– Сенека говорит, что лишь философ вправе быть богатым, потому что лишь он один в состоянии соразмерить свои возможности со своими потребностями.
– Чушь! – рассмеялся Вергилиан, и все пятеро проводили взглядами обнаженных красавиц, исчезавших за обрамляющими вход колоннами.
Сульпиций Руфус, до сих пор интересовавшийся разговором заметно меньше, чем обнаженными женскими телами, откашлялся, а затем недовольно произнес:
– Если мы собрались здесь, чтобы обсуждать какого-то поэта, я чувствую себя не совсем на месте.
– Я тоже, – присоединился к нему Кальпурний. – Я уж не говорю о том, что все эти голые бабы не годятся Мессалине и в подметки.
– Кто из вас в последнее время видел Мессалину? – спросил Прокул. Ответа не последовало. В конце концов Прокул сам нарушил молчание: – Сам я, ваш телохранитель и ближайшее доверенное лицо, могу сообщить следующее. Она обращается ко мне только при необходимости и не говорит ничего, что выходило бы за рамки моих служебных обязанностей.
– К нам в Ludus magnus она тоже не заглядывает, – заметил Руфус, – хотя и доверила моей опеке Вителлия, своего нового любимчика. Мы все знаем, однако, что Мессалина умеет быть твердой, как мрамор из лунийских каменоломен.
– Трудно винить ее, – с оттенком печали в голосе произнес Вергилиан. – Вот уже полдесятка лет она делит с каждым из нас свое ложе, доставляет нам величайшие любовные утехи, помогает во всех наших делах и требует взамен лишь одного – чтобы мы устранили императора. Каждый, однако, из нас пятерых прячется за чужие спины, потому что боится риска оказаться единственным, кто…
Сульпиций Руфус перебил его:
– Если мы будем продолжать в том же духе, старик Клавдий преспокойно умрет своей смертью. Тогда мы навеки потеряем благосклонность Мессалины.
– Сейчас в любовниках у нее Гай Силий, – заметил Тит Прокул.
– Это не тот Силий, который женат на Юнии? – спросил Вергилиан.
– Тот самый, – ответил Прокул. – Юния – прелестная женщина из аристократической семьи. Тот, однако, кто встретил на своем пути Мессалину, забывает о любой, пусть даже прекрасной, как богиня, женщине.

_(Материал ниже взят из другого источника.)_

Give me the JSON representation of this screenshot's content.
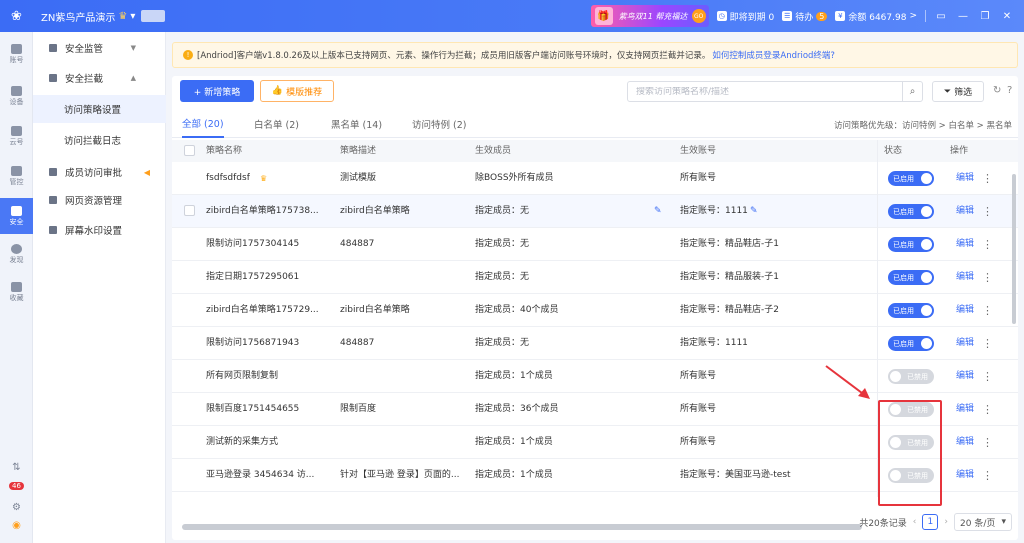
{
  "topbar": {
    "brand": "ZN紫鸟产品演示",
    "promo": "紫鸟双11 帮充福达",
    "promo_go": "GO",
    "expiring_label": "即将到期 0",
    "todo_label": "待办",
    "todo_count": "5",
    "balance_label": "余额 6467.98",
    "balance_arrow": ">"
  },
  "rail": {
    "items": [
      "账号",
      "设备",
      "云号",
      "管控",
      "安全",
      "发现",
      "收藏"
    ],
    "badge": "46"
  },
  "menu": {
    "security_monitor": "安全监管",
    "security_intercept": "安全拦截",
    "access_policy": "访问策略设置",
    "intercept_log": "访问拦截日志",
    "member_approval": "成员访问审批",
    "resource_mgmt": "网页资源管理",
    "watermark": "屏幕水印设置"
  },
  "notice": {
    "text": "[Andriod]客户端v1.8.0.26及以上版本已支持网页、元素、操作行为拦截；成员用旧版客户端访问账号环境时，仅支持网页拦截并记录。",
    "link": "如何控制成员登录Andriod终端?"
  },
  "toolbar": {
    "add_label": "+ 新增策略",
    "template_label": "模版推荐",
    "search_placeholder": "搜索访问策略名称/描述",
    "filter_label": "筛选"
  },
  "tabs": [
    "全部 (20)",
    "白名单 (2)",
    "黑名单 (14)",
    "访问特例 (2)"
  ],
  "priority_text": "访问策略优先级：访问特例 > 白名单 > 黑名单",
  "table": {
    "headers": [
      "策略名称",
      "策略描述",
      "生效成员",
      "生效账号",
      "状态",
      "操作"
    ],
    "rows": [
      {
        "name": "fsdfsdfdsf",
        "desc": "测试模版",
        "members": "除BOSS外所有成员",
        "accounts": "所有账号",
        "status": "已启用",
        "on": true
      },
      {
        "name": "zibird白名单策略175738...",
        "desc": "zibird白名单策略",
        "members": "指定成员：无",
        "accounts": "指定账号：1111",
        "status": "已启用",
        "on": true
      },
      {
        "name": "限制访问1757304145",
        "desc": "484887",
        "members": "指定成员：无",
        "accounts": "指定账号：精品鞋店-子1",
        "status": "已启用",
        "on": true
      },
      {
        "name": "指定日期1757295061",
        "desc": "",
        "members": "指定成员：无",
        "accounts": "指定账号：精品服装-子1",
        "status": "已启用",
        "on": true
      },
      {
        "name": "zibird白名单策略175729...",
        "desc": "zibird白名单策略",
        "members": "指定成员：40个成员",
        "accounts": "指定账号：精品鞋店-子2",
        "status": "已启用",
        "on": true
      },
      {
        "name": "限制访问1756871943",
        "desc": "484887",
        "members": "指定成员：无",
        "accounts": "指定账号：1111",
        "status": "已启用",
        "on": true
      },
      {
        "name": "所有网页限制复制",
        "desc": "",
        "members": "指定成员：1个成员",
        "accounts": "所有账号",
        "status": "已禁用",
        "on": false
      },
      {
        "name": "限制百度1751454655",
        "desc": "限制百度",
        "members": "指定成员：36个成员",
        "accounts": "所有账号",
        "status": "已禁用",
        "on": false
      },
      {
        "name": "测试新的采集方式",
        "desc": "",
        "members": "指定成员：1个成员",
        "accounts": "所有账号",
        "status": "已禁用",
        "on": false
      },
      {
        "name": "亚马逊登录 3454634 访...",
        "desc": "针对【亚马逊 登录】页面的...",
        "members": "指定成员：1个成员",
        "accounts": "指定账号：美国亚马逊-test",
        "status": "已禁用",
        "on": false
      }
    ],
    "edit_label": "编辑",
    "more_label": "⋮"
  },
  "pager": {
    "total": "共20条记录",
    "page": "1",
    "size": "20 条/页"
  }
}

– Мессалина и есть богиня! – Голос Кальпурния прозвучал почти благоговейно. – За Руфусом стоят больше сотни искусных в любом виде боя гладиаторов. Прокул, будучи начальником почетной стражи, имеет в любое время доступ в императорский дворец на Палатине. Вергилиан как сенатор часто встречается с императором. Трогус – один из телохранителей Клавдия, один из немногих, кто имеет право носить оружие в присутствии императора, а мне подчиняется римская пожарная стража, то есть не меньше семи тысяч человек. Клянусь Юпитером и его спутником в битвах Марсом, многие заговоры заканчивались полным успехом, имея гораздо меньшую поддержку.
Все остальные согласно кивнули. Никто из них не обращал внимания на разбрызгивавшего ароматную эссенцию раба с медным сосудом. Похоже, что в углу, где сидели пятеро мужчин, раб делал это с особой старательностью.

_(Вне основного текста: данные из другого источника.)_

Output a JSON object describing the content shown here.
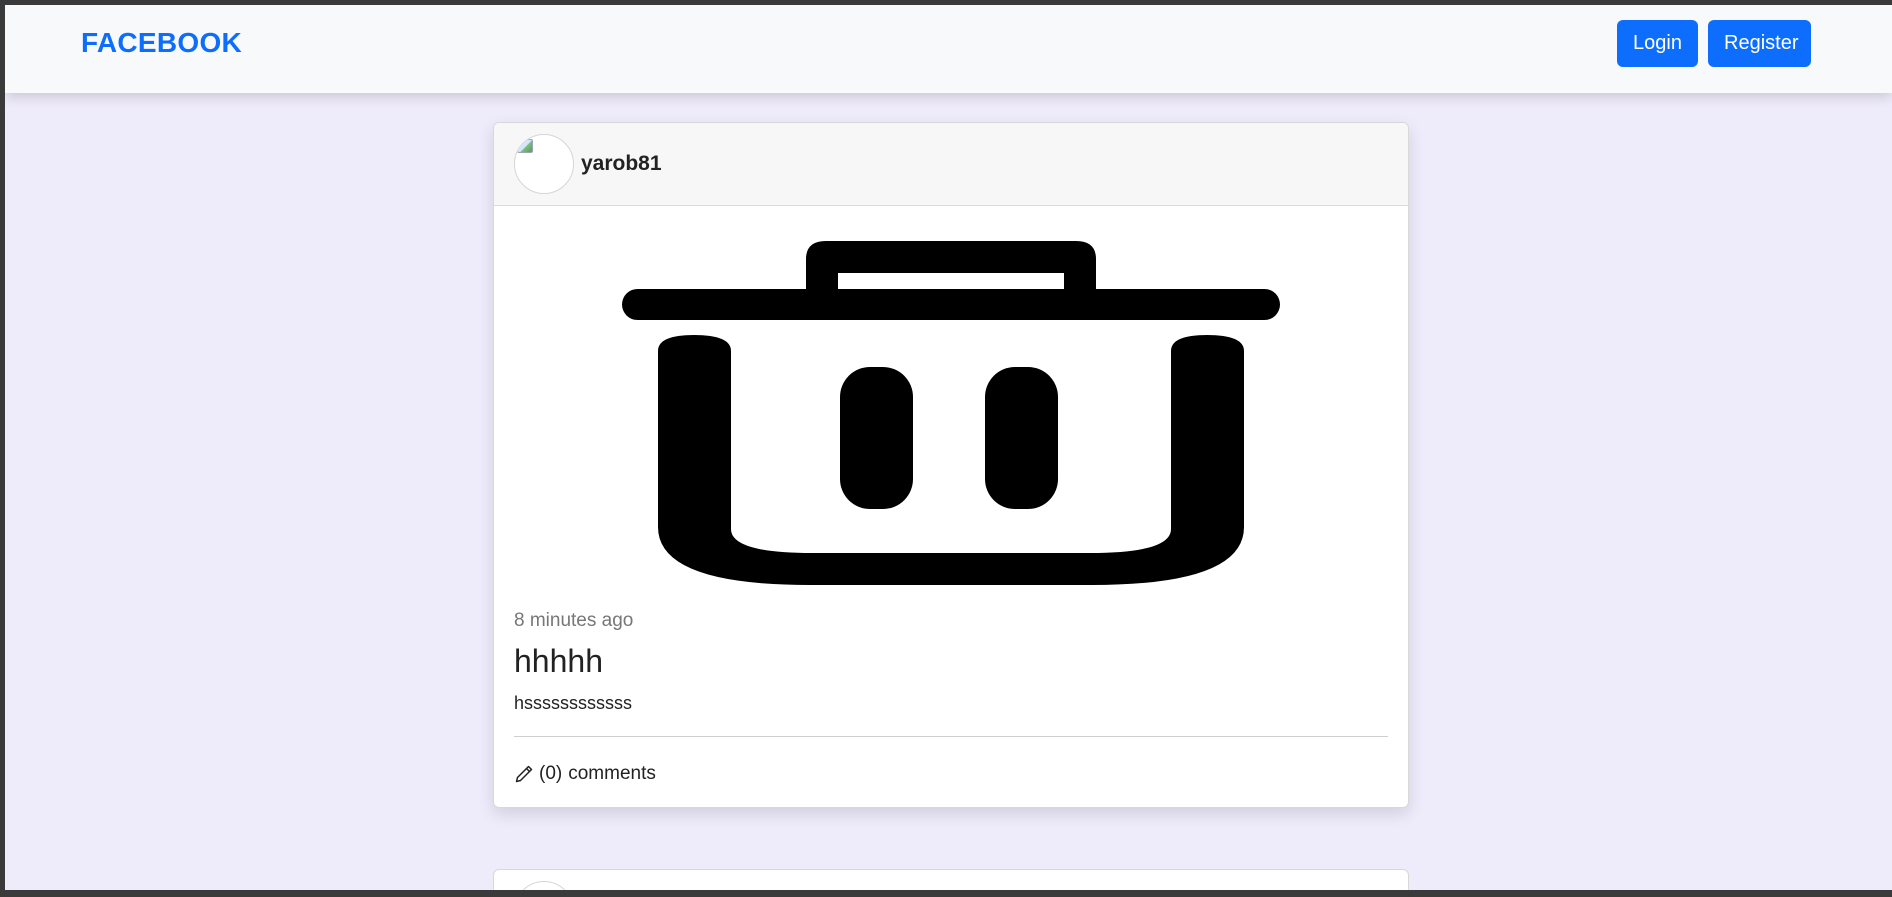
{
  "navbar": {
    "brand": "FACEBOOK",
    "login_label": "Login",
    "register_label": "Register"
  },
  "posts": [
    {
      "author": "yarob81",
      "time_ago": "8 minutes ago",
      "title": "hhhhh",
      "body": "hssssssssssss",
      "comments_count": "(0)",
      "comments_label": "comments",
      "image_icon": "trash-icon"
    }
  ],
  "colors": {
    "accent": "#0d6efd",
    "page_background": "#eeebfb",
    "navbar_background": "#f8f9fa"
  }
}
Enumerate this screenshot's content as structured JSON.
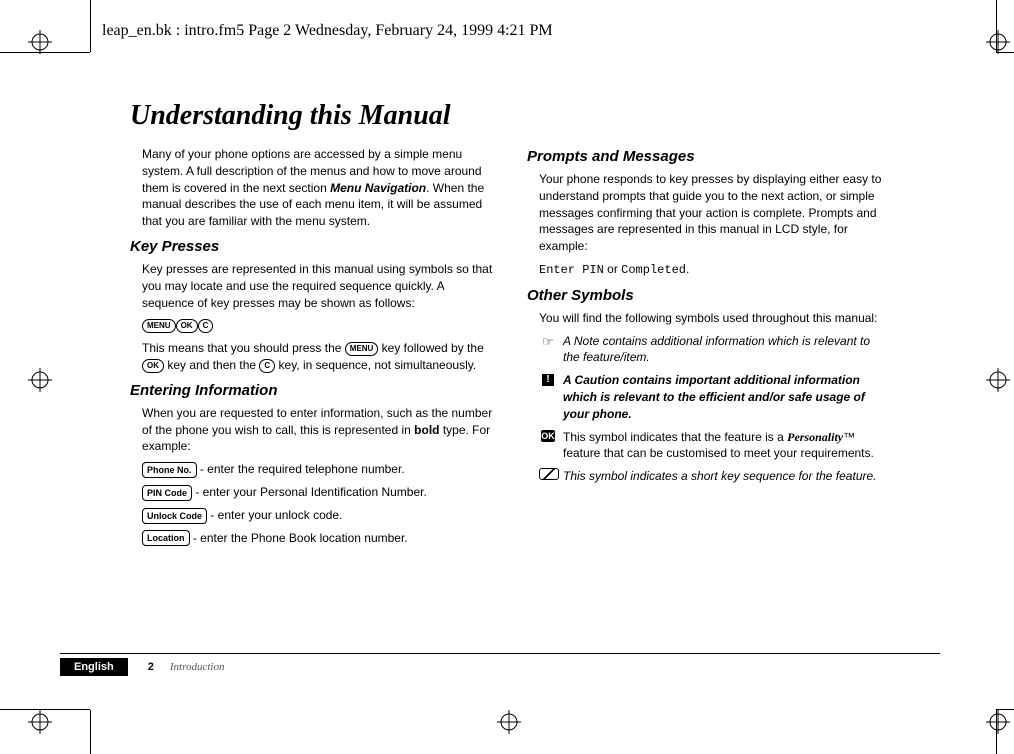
{
  "header": "leap_en.bk : intro.fm5  Page 2  Wednesday, February 24, 1999  4:21 PM",
  "title": "Understanding this Manual",
  "col1": {
    "intro_a": "Many of your phone options are accessed by a simple menu system. A full description of the menus and how to move around them is covered in the next section ",
    "intro_bold": "Menu Navigation",
    "intro_b": ". When the manual describes the use of each menu item, it will be assumed that you are familiar with the menu system.",
    "h_key": "Key Presses",
    "key_desc": "Key presses are represented in this manual using symbols so that you may locate and use the required sequence quickly. A sequence of key presses may be shown as follows:",
    "keys": {
      "menu": "MENU",
      "ok": "OK",
      "c": "C"
    },
    "key_expl_a": "This means that you should press the ",
    "key_expl_b": " key followed by the ",
    "key_expl_c": " key and then the ",
    "key_expl_d": " key, in sequence, not simultaneously.",
    "h_enter": "Entering Information",
    "enter_desc_a": "When you are requested to enter information, such as the number of the phone you wish to call, this is represented in ",
    "enter_desc_bold": "bold",
    "enter_desc_b": " type. For example:",
    "rows": [
      {
        "label": "Phone No.",
        "text": " - enter the required telephone number."
      },
      {
        "label": "PIN Code",
        "text": " - enter your Personal Identification Number."
      },
      {
        "label": "Unlock Code",
        "text": " - enter your unlock code."
      },
      {
        "label": "Location",
        "text": " - enter the Phone Book location number."
      }
    ]
  },
  "col2": {
    "h_prompts": "Prompts and Messages",
    "prompts_desc": "Your phone responds to key presses by displaying either easy to understand prompts that guide you to the next action, or simple messages confirming that your action is complete. Prompts and messages are represented in this manual in LCD style, for example:",
    "lcd_a": "Enter PIN",
    "lcd_or": " or ",
    "lcd_b": "Completed",
    "h_other": "Other Symbols",
    "other_intro": "You will find the following symbols used throughout this manual:",
    "note": "A Note contains additional information which is relevant to the feature/item.",
    "caution": "A Caution contains important additional information which is relevant to the efficient and/or safe usage of your phone.",
    "ok_a": "This symbol indicates that the feature is a ",
    "ok_bold": "Personality",
    "ok_tm": "™",
    "ok_b": " feature that can be customised to meet your requirements.",
    "short": "This symbol indicates a short key sequence for the feature."
  },
  "footer": {
    "lang": "English",
    "page": "2",
    "section": "Introduction"
  }
}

– Яд исключается, – прошептал Трогус, знаком предлагая остальным придвинуться поближе. – Правда, человек, предварительно пробующий блюда, подаваемые императору, дружен со мной и, думаю, его можно было бы подкупить, но подозрение сразу же пало бы на Мессалину. Яд – женское оружие. Об этом способе нам следует забыть.
Сульпиций Руфус согласно кивнул.
– Мессалина давно уже отказалась от подобного плана. Учитывая, что она повсюду имеет приверженцев, осуществить его было бы не так уж трудно, но она отвергла эту мысль по тем же соображениям, которые высказал Трогус. А как обстоит дело с преторианской гвардией? Можем мы рассчитывать на ее поддержку?
Трогус рассмеялся.
– Ты же знаешь, что преторианцы готовы поддержать любого, кто им хорошо заплатит. Они присягнули на верность Клавдию, хотя ему уже больше пятидесяти лет и он с трудом передвигает ноги. Они терпят его, хотя поначалу он их смертельно боялся. Думаю, они готовы были бы провозгласить императором лошадь, если бы только она пообещала каждому из них по пятнадцать с лишним тысяч сестерциев, как это сделал Клавдий.
– Мессалина обещала выплатить им такую же сумму, – сказал Руфус.